Convalidato da gip del tribunale di Udine l'arresto del 38enne di Taipana - incensurato e disoccupato - tra i protagonisti di un'inchiesta delle Procure di Torino e Catania contro la pedofilia in rete

Resta in carcere il 38enne di Taipana, incensurato e disoccupato, arrestato dalla Polizia postale a seguito di un'indagine delle Procure di Catania e Torino in materia di pedopornografia.

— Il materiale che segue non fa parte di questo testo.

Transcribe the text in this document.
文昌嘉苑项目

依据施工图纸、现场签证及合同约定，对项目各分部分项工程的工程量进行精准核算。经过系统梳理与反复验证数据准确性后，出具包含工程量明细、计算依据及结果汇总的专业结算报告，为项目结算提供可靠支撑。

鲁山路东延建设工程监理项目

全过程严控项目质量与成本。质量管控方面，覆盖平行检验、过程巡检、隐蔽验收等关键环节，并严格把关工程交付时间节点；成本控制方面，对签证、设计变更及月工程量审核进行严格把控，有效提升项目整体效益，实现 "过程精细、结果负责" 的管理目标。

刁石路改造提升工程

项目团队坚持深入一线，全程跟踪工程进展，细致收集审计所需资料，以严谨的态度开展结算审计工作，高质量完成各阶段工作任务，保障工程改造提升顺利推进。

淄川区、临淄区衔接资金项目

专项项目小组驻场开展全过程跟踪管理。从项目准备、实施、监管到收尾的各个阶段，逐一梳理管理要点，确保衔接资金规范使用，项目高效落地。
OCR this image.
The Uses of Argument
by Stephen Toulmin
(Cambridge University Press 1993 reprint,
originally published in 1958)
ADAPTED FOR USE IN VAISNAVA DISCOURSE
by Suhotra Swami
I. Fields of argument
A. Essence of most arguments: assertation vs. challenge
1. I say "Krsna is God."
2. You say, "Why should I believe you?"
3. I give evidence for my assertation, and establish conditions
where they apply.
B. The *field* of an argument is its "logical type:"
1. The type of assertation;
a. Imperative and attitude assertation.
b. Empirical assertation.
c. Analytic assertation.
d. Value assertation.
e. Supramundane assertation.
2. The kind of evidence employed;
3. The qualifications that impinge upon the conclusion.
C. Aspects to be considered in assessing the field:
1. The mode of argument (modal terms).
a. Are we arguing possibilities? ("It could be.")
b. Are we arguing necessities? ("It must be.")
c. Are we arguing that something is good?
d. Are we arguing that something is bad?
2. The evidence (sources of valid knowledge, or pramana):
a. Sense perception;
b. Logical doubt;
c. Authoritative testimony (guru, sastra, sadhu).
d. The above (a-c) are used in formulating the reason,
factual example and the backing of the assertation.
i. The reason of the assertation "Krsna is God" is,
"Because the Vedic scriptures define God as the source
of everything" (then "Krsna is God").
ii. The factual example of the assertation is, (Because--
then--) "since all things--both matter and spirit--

Lo ha stabilito ieri il gip del tribunale di Udine, nel corso dell'udienza di convalida che ha, appunto, convalidato l'arresto e disposto la misura cautelare chiesta dalla Procura, prima di trasmettere gli atti al pm distrettuale competente in materia.

Nel corso dell'udienza, secondo quanto si è appreso, l'imputato avrebbe ammesso i fatti sostenendo di essere "dispiaciuto". Avrebbe spiegato di aver realizzato e gestito un blog pedopornografico da circa un anno per lucrare gli introiti pubblicitari - circa 3/400 euro al mese il ricavato degli ultimi mesi - tramite il rimando a link di altri siti su cui compariva della pubblicità. L'uomo avrebbe collaborato fin dall'inizio, quando lunedì la polizia postale si è presentata alla sua porta, consegnando i computer che aveva in uso nell'abitazione.